The bill builds a coherent model — MC3 curriculum plus reentry supports — but leaves major implementation questions that determine whether the pilot succeeds. It does not specify funding sources or a staffing model for CDCR, so the pilot’s scale depends on budget choices or reallocation of existing corrections education funds.
That gap raises questions about whether programming will be deep and continuous enough to produce measurable apprenticeship placements, or sparse and inconsistent across facilities.

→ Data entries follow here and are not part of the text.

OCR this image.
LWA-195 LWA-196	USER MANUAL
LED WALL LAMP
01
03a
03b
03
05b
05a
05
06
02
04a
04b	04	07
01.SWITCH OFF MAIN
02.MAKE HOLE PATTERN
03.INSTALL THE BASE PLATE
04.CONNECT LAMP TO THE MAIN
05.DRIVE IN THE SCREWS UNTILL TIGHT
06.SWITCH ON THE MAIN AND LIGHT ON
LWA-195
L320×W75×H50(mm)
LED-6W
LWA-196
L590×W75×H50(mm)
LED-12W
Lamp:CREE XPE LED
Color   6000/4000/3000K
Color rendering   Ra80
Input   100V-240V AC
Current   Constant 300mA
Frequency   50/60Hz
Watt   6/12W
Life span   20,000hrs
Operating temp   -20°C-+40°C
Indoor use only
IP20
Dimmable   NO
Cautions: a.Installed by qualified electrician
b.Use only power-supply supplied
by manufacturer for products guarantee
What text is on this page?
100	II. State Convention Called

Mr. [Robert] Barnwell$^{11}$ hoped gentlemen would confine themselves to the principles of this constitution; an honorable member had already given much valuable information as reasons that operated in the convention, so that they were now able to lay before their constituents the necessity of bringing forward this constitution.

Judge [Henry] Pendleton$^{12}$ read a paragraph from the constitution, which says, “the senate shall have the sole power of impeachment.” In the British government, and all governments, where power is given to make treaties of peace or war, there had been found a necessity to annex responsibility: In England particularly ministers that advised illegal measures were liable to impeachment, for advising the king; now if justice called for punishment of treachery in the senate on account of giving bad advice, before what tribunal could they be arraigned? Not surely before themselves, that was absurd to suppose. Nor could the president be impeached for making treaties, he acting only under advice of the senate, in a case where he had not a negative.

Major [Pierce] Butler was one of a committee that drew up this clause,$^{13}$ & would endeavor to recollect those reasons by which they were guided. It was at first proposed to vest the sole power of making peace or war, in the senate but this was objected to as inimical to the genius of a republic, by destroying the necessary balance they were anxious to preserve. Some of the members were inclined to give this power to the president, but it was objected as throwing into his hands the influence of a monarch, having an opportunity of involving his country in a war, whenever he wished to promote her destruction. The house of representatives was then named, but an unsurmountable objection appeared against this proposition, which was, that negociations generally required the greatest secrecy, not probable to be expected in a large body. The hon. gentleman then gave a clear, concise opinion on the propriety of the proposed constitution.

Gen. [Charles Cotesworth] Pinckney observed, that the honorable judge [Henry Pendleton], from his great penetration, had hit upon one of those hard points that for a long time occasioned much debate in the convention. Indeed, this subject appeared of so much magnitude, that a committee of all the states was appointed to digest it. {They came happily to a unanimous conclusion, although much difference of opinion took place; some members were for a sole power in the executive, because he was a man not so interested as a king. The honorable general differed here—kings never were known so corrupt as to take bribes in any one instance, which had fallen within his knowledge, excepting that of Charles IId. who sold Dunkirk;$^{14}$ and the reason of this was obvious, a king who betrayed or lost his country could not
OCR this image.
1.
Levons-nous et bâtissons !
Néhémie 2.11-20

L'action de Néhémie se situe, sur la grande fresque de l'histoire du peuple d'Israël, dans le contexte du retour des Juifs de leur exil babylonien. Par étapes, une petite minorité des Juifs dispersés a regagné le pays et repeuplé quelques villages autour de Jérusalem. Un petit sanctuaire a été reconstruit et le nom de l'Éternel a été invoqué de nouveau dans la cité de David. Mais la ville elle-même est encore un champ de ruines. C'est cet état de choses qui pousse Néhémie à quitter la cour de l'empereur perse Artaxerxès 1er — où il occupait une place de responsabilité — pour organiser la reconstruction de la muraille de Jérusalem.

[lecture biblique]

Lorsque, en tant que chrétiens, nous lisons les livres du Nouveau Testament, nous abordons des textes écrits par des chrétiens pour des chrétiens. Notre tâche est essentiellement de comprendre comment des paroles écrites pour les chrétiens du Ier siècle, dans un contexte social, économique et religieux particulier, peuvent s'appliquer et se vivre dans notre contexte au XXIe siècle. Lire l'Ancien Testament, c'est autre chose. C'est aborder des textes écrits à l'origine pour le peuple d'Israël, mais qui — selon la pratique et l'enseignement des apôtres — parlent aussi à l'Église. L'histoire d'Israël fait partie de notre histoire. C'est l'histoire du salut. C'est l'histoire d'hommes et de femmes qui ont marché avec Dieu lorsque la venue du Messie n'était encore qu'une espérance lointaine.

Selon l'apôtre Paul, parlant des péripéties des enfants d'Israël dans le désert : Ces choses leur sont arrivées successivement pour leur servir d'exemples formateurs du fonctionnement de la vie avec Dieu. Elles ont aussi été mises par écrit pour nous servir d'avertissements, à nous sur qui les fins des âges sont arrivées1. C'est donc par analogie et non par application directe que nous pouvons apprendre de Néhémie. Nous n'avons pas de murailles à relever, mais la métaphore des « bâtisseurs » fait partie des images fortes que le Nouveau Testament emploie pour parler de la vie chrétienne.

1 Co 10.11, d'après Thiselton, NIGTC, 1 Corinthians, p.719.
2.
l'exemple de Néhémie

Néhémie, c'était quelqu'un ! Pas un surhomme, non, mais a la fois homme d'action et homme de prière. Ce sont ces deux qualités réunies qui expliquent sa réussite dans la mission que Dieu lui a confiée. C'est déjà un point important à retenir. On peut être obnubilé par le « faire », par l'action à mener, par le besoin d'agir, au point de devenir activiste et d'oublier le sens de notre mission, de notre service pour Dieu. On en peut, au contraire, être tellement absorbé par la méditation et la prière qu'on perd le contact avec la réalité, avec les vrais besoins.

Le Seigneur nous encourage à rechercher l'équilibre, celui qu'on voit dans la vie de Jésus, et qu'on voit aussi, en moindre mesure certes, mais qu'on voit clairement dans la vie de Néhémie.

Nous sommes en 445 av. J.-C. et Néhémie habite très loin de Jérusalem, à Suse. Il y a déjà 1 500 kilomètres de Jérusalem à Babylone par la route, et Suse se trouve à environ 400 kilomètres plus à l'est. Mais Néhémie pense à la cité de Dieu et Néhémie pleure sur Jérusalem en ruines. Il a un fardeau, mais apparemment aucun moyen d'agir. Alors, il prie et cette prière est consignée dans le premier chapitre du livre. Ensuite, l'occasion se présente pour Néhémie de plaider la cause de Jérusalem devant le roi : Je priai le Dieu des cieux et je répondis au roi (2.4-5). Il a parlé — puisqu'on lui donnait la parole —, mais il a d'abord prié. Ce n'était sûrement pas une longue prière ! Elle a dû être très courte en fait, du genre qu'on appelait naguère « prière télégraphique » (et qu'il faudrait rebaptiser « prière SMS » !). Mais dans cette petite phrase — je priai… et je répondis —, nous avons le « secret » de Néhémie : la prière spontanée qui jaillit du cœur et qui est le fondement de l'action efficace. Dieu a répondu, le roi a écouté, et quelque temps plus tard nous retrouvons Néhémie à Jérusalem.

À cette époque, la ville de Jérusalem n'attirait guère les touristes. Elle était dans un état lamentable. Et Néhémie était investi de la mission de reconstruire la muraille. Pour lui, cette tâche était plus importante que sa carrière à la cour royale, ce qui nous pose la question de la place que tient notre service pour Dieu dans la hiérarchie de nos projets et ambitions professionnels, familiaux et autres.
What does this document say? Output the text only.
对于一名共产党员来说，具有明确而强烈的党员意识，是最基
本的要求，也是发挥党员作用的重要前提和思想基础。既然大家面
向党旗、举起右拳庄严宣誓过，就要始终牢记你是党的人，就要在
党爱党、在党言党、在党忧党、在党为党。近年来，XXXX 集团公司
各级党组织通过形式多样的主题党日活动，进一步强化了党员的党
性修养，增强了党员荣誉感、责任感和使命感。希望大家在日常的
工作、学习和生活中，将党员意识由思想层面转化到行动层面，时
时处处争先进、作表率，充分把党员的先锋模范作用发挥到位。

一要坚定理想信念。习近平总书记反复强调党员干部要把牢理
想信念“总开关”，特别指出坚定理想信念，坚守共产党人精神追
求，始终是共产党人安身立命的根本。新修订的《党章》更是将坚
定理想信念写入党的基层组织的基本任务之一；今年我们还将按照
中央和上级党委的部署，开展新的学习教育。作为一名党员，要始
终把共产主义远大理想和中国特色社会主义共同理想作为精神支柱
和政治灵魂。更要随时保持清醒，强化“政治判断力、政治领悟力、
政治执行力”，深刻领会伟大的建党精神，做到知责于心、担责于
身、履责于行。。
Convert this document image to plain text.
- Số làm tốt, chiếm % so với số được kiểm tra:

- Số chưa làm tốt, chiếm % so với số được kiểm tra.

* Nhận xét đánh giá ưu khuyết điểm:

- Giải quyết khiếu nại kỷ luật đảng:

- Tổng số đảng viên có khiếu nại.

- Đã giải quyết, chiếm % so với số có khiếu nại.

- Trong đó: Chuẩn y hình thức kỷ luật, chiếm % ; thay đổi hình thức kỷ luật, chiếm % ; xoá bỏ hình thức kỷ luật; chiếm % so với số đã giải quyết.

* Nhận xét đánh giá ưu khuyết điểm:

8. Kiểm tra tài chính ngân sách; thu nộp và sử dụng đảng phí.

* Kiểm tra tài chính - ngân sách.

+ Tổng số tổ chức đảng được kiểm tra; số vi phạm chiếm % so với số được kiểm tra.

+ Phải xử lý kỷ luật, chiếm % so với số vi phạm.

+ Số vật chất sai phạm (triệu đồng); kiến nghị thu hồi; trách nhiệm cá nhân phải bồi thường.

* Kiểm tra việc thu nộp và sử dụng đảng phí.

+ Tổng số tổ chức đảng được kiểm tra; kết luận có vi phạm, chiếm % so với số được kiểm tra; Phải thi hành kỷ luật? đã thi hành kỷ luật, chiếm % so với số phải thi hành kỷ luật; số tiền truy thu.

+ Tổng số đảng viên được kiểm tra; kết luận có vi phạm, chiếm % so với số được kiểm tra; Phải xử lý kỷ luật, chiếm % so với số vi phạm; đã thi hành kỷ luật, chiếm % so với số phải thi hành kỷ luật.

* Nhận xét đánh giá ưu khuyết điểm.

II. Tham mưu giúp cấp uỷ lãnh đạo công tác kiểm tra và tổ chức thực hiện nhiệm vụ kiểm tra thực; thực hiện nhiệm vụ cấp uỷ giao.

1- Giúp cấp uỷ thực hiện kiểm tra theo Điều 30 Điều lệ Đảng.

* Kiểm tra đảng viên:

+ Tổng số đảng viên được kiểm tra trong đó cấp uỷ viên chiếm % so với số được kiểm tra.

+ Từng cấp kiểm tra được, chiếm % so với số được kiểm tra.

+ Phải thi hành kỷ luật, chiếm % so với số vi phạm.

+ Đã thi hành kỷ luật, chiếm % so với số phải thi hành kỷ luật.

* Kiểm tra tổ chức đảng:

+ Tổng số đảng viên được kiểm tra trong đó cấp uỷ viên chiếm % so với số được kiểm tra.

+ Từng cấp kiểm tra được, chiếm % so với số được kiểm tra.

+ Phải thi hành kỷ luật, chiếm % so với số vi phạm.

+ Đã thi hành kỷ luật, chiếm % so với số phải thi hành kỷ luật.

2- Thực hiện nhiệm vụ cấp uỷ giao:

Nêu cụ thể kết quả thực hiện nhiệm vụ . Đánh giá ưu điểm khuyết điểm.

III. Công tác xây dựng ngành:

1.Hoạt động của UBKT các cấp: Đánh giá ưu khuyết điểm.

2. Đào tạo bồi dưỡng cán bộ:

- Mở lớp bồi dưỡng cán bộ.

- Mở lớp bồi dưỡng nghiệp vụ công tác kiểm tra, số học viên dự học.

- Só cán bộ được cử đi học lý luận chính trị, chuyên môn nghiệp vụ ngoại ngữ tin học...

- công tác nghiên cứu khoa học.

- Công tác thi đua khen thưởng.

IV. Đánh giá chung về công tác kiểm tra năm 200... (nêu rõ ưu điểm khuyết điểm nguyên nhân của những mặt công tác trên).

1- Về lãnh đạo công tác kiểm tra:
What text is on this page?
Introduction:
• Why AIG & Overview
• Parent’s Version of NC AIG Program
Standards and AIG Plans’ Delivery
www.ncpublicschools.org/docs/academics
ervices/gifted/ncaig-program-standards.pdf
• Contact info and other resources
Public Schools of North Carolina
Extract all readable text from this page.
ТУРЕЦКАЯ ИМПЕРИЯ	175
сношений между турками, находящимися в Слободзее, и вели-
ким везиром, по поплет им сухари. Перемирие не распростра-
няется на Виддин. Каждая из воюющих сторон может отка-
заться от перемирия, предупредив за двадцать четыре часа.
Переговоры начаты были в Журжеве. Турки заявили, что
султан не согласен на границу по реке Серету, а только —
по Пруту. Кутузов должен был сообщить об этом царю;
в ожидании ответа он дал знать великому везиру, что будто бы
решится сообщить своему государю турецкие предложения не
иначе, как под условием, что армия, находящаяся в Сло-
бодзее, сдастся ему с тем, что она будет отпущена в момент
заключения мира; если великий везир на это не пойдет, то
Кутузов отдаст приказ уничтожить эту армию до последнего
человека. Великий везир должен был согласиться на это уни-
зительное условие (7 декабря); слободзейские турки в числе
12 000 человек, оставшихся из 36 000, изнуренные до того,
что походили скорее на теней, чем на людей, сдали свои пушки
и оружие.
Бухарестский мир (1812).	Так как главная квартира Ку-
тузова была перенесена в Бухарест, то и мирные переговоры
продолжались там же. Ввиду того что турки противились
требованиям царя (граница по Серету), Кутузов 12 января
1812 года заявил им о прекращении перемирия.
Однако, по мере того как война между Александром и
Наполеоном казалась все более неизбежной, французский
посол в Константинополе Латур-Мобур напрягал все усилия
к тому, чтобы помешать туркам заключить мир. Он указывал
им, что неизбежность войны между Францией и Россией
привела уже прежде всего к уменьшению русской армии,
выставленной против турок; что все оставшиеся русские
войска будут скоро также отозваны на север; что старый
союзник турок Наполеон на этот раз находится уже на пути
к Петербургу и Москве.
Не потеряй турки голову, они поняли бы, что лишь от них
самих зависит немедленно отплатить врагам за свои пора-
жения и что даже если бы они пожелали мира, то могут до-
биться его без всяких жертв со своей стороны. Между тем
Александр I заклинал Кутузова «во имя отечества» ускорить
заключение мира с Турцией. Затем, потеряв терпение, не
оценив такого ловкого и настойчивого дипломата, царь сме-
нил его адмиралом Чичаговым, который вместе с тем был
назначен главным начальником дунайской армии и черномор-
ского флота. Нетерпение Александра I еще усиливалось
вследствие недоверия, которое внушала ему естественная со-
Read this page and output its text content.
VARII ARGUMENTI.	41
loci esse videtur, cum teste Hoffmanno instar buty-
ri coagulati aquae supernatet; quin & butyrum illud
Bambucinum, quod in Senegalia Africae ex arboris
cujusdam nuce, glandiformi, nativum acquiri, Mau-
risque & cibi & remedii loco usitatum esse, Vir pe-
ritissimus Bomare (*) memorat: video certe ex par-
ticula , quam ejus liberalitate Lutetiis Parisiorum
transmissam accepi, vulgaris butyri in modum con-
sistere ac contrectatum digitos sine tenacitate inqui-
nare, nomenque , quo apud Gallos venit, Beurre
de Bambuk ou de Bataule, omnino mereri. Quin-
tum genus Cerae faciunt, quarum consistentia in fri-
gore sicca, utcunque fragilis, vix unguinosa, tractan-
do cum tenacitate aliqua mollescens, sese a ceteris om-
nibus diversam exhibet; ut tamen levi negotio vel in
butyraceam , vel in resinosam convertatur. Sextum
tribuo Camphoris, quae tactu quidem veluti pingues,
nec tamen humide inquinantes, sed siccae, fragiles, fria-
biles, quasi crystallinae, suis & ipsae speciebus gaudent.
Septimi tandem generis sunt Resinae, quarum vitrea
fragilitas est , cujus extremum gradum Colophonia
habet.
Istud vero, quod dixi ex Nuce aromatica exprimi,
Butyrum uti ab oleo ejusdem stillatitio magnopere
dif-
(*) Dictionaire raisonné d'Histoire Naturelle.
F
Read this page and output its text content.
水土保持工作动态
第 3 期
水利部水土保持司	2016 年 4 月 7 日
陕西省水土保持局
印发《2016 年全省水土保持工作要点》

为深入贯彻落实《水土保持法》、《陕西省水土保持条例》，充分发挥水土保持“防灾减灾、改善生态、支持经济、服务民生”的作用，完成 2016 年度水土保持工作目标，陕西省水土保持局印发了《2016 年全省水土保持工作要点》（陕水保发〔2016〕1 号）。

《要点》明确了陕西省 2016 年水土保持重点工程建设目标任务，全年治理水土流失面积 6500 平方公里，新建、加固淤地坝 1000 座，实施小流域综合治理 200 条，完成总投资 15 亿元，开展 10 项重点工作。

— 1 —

Tension also arises around pipeline expectations: the statute links completion to MC3 certification and intends direct transitions into union apprenticeships, yet actual placement depends on JATC capacity, union hiring practices, and postrelease barriers such as criminal history disqualifications and licensing issues. The bill requires reporting on placements and barriers but does not create placement guarantees or remove statutory or regulatory hurdles that keep people with records out of apprenticeships.
Data‑sharing, confidentiality, and the operational alignment between corrections case managers and apprenticeship intake processes are practical sticking points the bill does not resolve.
Finally, the equity and gender‑responsive mandates are meaningful in theory but will force CDCR to reconcile differences in trade interest, caregiving responsibilities, and facility security levels. The MC3 curriculum is traditionally oriented to heavy trades; adapting it to women's facilities and ensuring supports like childcare and housing are available on release will demand deliberate design and likely extra resources.